Late eighteenth-century France witnessed a significant shift in the composition and value of maps as projective and scientific instruments, and they gained new importance in governance and planning. This talk will discuss the surveys that were conducted and maps that were drawn during the modernization of Paris. Under consideration will be the ways in which the correspondence between a map and city is established and the complications involved in using them for urban constructions.
Assistant Professor of Spanish and Africana Studies, Bucknell University
“Black Skin Acts: Feasting on Blackness, Staging Linguistic Blackface”
This talk argues that early-modern Africanized Castilian–commonly referred to as habla de negros–cannot be separated from the act and practice of blackface performance. What I hope to make clear in this lecture is that black skin acts in conjunction with the excessively deformed black corporeality of the bozal’s black mouth as well as the register of the sonic highlighted by “African” dances, lyrics, and songs. My theory of feasting (on Blackness), as a racially performative act, fortifies the success of blackface’s convincing entertainment to the audience enjoying its blackface performance.
Associate Professor of Art History, Department of Art, Wake Forest University
“Reframing High Modernist Painting: The Case of Morris Louis”
The paintings of Morris Louis are hallmarks of a hermetic American modernism that seem far removed from the political and social concerns of the 1960s. In this talk, Prof. Curley will use Louis’s painting as a means to explore the ways that art and science had become uncanny doppelgangers by the early part of the decade. When considered as expressions of a technocratic turn in American culture, Louis’s works can be situated alongside those by Andy Warhol and other artists interested in machines.

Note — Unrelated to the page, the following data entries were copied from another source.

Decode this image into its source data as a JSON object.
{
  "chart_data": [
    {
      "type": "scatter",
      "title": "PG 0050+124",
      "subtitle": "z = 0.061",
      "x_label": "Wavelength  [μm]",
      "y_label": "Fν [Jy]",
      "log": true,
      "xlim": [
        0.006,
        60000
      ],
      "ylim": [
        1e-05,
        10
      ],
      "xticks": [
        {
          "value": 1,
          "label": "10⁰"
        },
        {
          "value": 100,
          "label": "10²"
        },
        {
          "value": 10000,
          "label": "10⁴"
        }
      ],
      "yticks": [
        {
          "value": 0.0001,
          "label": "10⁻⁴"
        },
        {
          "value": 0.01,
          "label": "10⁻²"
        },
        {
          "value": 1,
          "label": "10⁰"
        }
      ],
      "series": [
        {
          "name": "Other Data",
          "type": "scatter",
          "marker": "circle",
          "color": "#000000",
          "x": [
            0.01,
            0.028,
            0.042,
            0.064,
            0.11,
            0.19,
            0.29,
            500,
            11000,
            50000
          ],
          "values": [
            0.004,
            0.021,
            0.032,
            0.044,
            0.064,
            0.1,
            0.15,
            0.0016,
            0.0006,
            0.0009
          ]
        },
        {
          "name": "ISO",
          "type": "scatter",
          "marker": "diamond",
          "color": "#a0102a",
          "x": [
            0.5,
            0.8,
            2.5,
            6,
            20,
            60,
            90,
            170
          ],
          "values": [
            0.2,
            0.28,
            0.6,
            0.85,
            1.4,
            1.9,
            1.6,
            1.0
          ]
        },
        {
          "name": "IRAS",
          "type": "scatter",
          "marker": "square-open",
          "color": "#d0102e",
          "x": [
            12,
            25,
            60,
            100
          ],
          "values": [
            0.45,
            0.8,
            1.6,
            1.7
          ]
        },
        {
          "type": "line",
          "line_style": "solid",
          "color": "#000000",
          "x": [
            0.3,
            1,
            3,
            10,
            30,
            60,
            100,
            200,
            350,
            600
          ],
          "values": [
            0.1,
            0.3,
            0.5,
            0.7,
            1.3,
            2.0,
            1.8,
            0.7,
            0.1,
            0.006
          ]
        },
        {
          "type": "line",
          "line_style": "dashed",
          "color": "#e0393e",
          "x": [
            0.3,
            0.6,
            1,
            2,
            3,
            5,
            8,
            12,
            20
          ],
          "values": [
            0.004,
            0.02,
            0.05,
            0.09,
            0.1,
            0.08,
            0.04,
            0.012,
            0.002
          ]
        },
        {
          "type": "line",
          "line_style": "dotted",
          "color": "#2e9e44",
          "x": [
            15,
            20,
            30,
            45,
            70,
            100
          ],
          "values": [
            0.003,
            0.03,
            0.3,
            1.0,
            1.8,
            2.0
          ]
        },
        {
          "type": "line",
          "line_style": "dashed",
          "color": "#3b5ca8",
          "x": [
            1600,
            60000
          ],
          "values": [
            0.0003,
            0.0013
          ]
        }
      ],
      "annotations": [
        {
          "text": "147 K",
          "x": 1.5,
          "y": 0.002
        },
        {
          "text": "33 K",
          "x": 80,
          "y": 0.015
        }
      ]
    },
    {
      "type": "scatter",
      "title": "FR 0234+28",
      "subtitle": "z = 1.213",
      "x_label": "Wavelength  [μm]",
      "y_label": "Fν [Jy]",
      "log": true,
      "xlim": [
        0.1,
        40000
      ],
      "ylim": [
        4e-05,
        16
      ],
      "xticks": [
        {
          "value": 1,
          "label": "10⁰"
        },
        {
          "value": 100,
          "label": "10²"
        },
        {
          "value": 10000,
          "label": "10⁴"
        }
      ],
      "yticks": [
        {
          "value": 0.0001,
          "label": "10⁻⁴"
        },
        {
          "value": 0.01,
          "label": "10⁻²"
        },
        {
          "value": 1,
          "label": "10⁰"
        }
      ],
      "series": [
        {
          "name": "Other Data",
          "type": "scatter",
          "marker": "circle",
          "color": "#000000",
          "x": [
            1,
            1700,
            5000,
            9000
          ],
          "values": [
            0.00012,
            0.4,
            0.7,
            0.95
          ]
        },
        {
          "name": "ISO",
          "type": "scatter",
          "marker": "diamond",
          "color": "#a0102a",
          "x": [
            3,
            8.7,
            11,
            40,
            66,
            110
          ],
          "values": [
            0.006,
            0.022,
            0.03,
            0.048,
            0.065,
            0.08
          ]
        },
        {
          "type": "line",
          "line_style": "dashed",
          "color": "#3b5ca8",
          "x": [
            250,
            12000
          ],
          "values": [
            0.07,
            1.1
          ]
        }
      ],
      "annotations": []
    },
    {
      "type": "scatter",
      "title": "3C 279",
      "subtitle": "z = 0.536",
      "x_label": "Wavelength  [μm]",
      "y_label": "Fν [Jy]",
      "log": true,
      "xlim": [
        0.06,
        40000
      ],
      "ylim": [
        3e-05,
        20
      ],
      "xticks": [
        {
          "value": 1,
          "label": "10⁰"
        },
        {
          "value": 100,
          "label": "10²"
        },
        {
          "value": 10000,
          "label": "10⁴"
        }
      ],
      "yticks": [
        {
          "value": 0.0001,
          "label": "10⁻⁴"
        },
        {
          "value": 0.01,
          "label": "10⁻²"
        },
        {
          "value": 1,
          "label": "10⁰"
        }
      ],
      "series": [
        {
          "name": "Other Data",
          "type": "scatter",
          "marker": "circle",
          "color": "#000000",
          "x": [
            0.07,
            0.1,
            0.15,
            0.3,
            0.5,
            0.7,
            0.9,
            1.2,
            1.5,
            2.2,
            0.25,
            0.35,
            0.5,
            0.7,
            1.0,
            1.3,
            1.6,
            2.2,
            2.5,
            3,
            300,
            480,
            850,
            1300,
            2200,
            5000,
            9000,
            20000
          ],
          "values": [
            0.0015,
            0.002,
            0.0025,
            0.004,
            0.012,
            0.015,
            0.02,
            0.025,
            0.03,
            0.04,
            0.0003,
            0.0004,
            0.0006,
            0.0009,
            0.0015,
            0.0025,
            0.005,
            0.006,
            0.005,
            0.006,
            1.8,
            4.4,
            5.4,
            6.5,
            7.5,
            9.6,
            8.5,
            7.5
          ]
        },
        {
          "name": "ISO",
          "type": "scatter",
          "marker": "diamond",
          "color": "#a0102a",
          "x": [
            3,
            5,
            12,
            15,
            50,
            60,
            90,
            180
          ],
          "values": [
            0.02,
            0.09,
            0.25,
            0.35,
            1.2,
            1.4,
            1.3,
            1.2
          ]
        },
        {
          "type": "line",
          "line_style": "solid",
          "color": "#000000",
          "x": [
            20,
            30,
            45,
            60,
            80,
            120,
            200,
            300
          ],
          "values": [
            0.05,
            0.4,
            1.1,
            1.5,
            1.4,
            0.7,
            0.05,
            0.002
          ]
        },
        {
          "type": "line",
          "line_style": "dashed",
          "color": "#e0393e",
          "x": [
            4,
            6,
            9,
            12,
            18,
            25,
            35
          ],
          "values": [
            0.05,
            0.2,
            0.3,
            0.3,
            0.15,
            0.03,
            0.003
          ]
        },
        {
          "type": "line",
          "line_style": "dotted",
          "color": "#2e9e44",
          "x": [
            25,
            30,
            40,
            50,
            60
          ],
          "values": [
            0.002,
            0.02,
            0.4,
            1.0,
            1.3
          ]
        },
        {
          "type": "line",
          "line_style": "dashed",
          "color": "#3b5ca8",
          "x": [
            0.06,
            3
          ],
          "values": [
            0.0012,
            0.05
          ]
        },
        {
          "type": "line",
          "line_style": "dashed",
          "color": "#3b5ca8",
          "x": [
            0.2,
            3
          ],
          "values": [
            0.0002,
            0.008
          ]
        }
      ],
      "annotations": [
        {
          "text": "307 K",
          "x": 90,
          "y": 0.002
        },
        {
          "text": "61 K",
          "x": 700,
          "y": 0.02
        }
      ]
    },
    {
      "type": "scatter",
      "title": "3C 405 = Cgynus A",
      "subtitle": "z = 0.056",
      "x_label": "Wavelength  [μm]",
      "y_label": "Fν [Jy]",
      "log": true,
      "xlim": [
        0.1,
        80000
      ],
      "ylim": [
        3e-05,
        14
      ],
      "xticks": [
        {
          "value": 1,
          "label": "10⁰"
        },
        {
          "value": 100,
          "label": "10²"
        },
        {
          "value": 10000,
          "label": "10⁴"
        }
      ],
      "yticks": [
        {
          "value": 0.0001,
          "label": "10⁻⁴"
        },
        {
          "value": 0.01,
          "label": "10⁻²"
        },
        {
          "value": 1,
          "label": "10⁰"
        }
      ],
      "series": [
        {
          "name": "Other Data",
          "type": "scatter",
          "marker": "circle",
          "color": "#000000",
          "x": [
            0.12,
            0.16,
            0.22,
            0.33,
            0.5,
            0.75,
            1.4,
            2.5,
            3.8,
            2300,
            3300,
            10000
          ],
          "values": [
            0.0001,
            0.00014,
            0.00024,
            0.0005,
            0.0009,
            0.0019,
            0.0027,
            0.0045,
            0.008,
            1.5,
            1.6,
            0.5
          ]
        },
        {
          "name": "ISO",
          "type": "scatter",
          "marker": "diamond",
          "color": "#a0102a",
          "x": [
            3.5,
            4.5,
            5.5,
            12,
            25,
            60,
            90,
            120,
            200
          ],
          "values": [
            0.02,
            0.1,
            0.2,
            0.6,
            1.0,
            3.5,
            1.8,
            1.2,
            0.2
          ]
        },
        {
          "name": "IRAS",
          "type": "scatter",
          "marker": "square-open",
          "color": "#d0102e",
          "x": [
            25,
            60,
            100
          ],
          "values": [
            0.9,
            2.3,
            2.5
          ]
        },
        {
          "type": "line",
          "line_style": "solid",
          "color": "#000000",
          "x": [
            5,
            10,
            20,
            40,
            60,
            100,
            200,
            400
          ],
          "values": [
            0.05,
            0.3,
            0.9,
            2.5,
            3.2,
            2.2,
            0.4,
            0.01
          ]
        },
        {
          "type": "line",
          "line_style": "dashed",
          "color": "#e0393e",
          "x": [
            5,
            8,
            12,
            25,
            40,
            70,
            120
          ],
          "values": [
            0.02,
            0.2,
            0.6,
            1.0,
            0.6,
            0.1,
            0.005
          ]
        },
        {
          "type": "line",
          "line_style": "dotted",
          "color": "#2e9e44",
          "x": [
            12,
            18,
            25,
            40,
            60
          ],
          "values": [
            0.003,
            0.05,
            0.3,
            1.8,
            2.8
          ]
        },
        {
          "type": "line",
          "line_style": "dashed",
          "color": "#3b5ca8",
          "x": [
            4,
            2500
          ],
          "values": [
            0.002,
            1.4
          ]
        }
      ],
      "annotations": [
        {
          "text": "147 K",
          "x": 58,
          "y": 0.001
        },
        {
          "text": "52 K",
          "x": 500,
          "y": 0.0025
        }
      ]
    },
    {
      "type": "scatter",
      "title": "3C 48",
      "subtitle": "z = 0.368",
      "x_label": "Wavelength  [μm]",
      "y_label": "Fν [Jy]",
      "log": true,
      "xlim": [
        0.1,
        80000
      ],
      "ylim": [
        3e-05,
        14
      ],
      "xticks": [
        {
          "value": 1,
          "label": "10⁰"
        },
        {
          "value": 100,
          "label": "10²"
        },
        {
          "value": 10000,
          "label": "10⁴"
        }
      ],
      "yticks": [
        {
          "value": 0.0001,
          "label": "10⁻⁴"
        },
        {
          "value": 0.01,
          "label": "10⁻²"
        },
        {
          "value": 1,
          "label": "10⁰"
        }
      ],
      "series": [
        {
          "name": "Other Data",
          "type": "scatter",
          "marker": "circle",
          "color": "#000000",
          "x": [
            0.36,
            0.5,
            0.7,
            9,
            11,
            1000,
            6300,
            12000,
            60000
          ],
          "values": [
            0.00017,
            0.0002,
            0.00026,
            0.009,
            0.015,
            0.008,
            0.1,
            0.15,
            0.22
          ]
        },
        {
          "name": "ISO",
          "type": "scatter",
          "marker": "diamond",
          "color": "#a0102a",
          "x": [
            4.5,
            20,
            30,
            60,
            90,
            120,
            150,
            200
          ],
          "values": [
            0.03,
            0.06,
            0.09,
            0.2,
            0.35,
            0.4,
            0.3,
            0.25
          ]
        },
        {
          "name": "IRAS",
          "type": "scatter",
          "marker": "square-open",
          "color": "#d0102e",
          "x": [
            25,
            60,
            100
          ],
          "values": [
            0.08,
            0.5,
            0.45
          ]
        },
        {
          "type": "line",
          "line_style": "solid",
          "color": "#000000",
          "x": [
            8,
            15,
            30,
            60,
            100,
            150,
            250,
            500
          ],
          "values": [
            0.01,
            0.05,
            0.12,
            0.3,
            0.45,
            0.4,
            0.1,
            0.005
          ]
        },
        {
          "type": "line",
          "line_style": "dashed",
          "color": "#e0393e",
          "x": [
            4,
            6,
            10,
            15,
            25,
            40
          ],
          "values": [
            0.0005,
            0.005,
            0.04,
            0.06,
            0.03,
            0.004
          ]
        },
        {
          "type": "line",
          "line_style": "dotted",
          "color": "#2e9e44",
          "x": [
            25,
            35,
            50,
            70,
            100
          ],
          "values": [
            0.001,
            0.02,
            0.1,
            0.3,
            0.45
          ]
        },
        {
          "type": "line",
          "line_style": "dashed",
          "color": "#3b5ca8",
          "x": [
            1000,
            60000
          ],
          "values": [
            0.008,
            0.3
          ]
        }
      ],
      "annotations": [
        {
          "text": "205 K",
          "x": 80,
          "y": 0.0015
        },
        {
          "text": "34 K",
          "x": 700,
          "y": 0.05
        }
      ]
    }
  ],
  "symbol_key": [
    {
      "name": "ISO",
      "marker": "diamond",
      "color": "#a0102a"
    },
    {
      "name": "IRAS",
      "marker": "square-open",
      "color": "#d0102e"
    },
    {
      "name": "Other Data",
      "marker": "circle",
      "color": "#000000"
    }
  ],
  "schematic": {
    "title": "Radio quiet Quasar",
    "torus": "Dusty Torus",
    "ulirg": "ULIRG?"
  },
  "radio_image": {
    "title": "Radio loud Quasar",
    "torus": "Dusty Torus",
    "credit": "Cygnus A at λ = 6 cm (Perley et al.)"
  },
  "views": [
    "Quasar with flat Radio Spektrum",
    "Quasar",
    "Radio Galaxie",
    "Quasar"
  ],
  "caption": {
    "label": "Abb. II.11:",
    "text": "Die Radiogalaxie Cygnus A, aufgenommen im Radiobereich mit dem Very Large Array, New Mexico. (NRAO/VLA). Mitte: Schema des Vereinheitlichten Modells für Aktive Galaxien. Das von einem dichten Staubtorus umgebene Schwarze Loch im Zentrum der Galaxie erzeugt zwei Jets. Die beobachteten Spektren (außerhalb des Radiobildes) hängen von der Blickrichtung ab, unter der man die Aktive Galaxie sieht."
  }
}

Director, Arcadia University Art Gallery
“Reconsidering the Exhibition as Medium”
The re-staging of Harald Szeemann’s “Live in Your Head: When Attitudes Become Form,” for the 2013 Venice Biennale served as a dramatic reminder of how gallery display impacts our experience of art. Originally presented at the Bern Kunsthalle in 1969, its recent reconstruction (curated by Germano Celant, in dialogue with Thomas Demand and RemKoolhaas), foregrounded the ways in which our sensitivities to the staging of artworks has changed over time. The project also confirmed that the matrix of conditions that constitute exhibition making offer singular possibilities and restrictions that become more critical as new platforms of presentation emerge. Using examples of other re-stagings and a sampling of recent solo and group shows, this talk will explore the evolution of the exhibition as a medium and its impact on artmaking, curatorial practice, and questions of authorship and interpretation.